O título deste livro — que reúne crónicas emitidas na RDP em 1977 e 1978 — diz da natural brevidade a que era obrigado nessa modalidade radiofónica, cujo tom na verdade é bem aproximado daquele que lhe conhecemos noutros campeonatos. Sabemos que em muito pouco tempo pode dizer-se muito e que tudo depende do talento para não desperdiçar palavreado na exigência da escrita. Era assim, Assis, capaz de fazer literatura com concisão e sem literatice onde para tal era convocado. No caso, um estúdio de uma rádio pública onde podia exibir o seu rasgo para o verbo e a sua confessada azelhice para os assuntos técnicos.

À excepção da guerra, estão neste livro quase todos os temas que marcariam as fronteiras do seu imaginário feito de grandes assuntos e acenos quotidianos. A começar pelo gosto em nomear a família para se entender a si próprio, aprofundado depois, com os talento da imaginação, em “Trabalhos e Paixões de Benito Prada”, que recria as suas raízes galegas.
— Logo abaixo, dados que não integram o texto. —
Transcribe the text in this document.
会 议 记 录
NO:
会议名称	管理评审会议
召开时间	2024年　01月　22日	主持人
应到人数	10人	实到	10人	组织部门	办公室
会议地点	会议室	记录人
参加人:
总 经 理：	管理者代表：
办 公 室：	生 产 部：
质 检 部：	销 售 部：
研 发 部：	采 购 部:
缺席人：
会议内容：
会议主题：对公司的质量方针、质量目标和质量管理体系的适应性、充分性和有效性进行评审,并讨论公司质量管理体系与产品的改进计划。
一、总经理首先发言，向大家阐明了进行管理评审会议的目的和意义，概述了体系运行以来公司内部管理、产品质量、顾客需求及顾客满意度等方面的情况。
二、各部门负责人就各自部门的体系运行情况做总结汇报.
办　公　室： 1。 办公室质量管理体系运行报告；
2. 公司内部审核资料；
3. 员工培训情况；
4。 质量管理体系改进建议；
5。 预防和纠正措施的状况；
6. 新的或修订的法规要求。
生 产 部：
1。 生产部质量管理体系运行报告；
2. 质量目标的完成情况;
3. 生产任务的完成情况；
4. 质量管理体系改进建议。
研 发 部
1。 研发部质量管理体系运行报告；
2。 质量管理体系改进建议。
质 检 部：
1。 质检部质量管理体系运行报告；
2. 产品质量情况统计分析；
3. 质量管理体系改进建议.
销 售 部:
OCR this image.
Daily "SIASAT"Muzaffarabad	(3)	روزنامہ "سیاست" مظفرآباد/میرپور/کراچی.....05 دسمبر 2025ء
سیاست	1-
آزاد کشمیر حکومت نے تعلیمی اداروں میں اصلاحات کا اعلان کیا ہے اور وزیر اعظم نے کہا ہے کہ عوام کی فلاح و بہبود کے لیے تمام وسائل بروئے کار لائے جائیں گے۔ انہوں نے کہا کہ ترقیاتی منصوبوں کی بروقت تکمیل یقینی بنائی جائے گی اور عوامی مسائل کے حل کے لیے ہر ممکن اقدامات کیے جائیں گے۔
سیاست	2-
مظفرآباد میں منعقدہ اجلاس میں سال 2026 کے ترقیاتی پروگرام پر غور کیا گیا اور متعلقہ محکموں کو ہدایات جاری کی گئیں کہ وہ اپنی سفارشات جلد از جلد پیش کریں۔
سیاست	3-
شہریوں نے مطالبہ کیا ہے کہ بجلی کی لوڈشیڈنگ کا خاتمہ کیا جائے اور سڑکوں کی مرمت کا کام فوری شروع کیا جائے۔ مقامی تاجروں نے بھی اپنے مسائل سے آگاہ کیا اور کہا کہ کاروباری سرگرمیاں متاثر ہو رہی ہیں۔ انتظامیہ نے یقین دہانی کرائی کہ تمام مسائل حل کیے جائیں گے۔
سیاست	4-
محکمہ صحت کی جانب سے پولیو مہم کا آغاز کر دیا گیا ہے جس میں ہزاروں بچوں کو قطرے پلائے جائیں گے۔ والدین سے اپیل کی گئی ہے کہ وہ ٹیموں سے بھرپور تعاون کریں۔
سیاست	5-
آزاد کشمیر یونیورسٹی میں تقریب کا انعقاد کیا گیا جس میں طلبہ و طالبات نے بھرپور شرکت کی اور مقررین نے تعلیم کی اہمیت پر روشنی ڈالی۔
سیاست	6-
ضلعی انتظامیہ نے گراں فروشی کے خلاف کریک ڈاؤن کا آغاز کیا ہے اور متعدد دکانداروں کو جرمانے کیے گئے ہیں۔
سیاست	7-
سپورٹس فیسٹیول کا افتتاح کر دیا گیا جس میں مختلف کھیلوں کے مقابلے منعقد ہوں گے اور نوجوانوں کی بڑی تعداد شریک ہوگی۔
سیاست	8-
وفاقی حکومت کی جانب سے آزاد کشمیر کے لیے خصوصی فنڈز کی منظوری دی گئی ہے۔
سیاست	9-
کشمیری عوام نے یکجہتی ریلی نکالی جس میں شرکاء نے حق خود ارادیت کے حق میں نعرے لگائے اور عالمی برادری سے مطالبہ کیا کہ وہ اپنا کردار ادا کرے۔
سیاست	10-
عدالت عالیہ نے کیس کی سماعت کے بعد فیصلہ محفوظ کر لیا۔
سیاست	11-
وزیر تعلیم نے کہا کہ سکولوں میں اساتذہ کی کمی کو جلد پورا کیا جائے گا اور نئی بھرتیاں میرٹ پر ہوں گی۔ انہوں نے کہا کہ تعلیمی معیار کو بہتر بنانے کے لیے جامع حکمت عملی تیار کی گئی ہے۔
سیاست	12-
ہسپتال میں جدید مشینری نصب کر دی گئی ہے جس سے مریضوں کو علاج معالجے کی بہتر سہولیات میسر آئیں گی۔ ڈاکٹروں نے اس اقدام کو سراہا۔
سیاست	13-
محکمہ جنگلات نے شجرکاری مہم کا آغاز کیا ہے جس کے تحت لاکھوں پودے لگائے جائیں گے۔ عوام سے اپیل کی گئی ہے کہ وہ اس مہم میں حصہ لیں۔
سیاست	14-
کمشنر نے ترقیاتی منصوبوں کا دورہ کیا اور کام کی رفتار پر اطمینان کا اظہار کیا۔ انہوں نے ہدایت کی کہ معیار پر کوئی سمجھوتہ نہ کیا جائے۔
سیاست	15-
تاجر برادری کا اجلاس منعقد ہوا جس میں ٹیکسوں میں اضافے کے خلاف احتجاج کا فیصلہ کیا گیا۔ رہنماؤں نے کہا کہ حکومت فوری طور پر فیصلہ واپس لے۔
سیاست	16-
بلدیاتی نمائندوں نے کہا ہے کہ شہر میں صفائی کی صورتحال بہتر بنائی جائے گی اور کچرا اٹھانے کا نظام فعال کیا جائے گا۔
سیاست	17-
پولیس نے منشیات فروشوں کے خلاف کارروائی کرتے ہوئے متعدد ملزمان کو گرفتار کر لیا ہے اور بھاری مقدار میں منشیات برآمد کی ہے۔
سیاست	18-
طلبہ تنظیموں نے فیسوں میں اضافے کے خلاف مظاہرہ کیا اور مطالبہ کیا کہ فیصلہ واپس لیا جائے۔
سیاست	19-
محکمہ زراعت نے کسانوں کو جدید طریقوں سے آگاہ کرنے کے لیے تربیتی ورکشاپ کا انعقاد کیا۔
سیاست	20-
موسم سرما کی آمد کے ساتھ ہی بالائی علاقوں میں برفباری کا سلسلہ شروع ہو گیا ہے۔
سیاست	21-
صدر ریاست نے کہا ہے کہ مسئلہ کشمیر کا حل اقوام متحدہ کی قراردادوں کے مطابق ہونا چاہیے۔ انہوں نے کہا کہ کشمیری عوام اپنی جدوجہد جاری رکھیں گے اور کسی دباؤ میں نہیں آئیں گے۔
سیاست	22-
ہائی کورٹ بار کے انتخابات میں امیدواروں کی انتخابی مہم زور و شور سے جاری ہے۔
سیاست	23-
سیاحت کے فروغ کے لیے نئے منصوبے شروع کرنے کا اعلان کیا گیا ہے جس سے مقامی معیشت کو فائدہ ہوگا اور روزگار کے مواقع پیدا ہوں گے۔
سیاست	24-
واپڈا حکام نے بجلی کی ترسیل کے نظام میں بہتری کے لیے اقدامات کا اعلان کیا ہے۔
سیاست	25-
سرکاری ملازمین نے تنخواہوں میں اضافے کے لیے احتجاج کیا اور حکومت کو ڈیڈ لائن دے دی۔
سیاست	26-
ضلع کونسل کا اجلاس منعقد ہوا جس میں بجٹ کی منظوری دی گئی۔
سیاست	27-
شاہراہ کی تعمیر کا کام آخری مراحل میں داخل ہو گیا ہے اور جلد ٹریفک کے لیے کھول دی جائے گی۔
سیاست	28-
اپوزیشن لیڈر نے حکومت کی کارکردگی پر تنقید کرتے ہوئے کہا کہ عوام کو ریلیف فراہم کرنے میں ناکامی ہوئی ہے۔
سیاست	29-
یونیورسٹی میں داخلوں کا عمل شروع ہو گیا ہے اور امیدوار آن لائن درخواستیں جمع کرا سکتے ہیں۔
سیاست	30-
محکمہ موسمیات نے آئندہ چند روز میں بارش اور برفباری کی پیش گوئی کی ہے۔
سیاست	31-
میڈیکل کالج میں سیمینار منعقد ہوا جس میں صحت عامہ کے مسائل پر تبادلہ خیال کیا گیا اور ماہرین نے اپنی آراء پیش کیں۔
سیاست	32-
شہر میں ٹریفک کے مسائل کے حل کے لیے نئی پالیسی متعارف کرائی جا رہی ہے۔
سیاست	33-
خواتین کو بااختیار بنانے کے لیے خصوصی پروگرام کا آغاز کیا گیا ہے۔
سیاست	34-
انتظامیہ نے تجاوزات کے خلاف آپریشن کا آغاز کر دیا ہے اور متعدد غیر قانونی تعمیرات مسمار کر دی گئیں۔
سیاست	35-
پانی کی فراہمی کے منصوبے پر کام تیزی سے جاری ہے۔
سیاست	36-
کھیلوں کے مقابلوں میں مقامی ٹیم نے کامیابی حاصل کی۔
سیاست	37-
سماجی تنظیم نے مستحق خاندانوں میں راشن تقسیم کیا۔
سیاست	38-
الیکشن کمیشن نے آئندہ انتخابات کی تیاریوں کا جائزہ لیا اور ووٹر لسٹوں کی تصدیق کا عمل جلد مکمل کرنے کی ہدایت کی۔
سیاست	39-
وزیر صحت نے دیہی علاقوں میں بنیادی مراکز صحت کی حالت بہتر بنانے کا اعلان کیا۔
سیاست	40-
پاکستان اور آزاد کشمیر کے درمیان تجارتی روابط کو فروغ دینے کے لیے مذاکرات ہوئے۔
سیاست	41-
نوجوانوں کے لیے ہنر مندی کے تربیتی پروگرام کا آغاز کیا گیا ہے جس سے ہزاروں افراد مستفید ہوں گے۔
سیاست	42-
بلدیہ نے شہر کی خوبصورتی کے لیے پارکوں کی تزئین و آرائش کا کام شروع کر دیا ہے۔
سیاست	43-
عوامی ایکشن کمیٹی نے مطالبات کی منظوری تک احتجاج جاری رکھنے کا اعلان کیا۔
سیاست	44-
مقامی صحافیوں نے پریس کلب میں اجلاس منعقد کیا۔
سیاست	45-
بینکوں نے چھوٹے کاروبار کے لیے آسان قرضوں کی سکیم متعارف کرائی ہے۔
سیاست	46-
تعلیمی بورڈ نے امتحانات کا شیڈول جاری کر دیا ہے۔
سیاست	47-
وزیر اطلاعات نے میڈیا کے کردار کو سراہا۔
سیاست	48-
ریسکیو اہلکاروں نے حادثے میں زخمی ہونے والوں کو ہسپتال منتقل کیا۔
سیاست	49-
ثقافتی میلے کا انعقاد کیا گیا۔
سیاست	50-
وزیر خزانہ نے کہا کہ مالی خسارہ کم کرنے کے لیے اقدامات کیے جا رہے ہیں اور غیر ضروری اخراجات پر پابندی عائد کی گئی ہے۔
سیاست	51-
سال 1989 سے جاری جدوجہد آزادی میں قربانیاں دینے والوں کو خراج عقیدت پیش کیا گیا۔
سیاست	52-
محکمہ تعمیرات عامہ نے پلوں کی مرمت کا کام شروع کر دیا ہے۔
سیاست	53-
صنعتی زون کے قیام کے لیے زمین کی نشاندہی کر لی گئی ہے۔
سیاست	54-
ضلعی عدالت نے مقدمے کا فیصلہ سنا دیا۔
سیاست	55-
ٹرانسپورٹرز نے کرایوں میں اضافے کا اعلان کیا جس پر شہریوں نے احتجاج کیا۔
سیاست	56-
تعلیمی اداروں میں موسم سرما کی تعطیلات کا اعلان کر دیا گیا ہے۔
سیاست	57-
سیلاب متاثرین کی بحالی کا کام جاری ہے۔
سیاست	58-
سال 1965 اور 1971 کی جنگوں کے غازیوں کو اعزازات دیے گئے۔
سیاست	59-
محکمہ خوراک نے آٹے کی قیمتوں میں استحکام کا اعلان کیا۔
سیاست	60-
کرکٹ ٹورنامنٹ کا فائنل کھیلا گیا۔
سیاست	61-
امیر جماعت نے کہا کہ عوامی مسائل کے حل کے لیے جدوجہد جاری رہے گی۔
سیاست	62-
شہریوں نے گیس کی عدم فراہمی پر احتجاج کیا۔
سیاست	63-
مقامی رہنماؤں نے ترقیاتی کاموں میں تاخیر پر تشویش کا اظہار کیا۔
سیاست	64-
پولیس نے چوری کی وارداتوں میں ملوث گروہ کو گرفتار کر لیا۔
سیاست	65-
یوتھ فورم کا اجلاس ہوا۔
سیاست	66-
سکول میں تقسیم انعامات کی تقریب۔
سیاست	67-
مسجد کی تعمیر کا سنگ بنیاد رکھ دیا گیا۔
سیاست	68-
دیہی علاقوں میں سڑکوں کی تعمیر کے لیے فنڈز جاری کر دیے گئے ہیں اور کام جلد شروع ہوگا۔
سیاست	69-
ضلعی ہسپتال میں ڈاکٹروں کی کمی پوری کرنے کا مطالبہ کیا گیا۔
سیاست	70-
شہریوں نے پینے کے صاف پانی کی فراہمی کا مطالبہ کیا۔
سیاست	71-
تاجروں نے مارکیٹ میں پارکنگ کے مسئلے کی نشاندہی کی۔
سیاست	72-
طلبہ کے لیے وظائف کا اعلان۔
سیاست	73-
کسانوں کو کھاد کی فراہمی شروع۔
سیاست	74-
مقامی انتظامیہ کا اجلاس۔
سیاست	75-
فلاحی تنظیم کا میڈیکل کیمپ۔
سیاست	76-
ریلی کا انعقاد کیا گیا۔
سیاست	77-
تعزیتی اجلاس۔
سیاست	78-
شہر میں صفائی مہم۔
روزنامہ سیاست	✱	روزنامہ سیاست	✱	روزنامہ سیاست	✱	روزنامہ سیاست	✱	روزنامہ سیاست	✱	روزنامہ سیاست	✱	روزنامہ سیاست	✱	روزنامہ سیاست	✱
O primeiro dos textos seleccionados aparece com o título “Bocados do Meu Coração Repartidos por Onde Quer que Calha” e nele, tratando do português andarilheiro, por necessidade ou curiosidade, partilha a biografia familiar: “Primos meus ganham a vida no Brasil. Um outro primo fixou-se na Suíça. Deve haver Mendes e Pachecos em mais sítios, tenho a certeza”. Falando dos seus, parece falar também de uma parte de si, aquela que habitava a Travessa do Patrocínio, em Campo de Ourique. “E estes Pachecos até são relativamente sedentários. Estão quase sempre bem onde estão, fazem amigos na vizinhança, apreciam vasos com flores, vêm à janela olhar a rua, detestam tirar o pijama ao domingo”.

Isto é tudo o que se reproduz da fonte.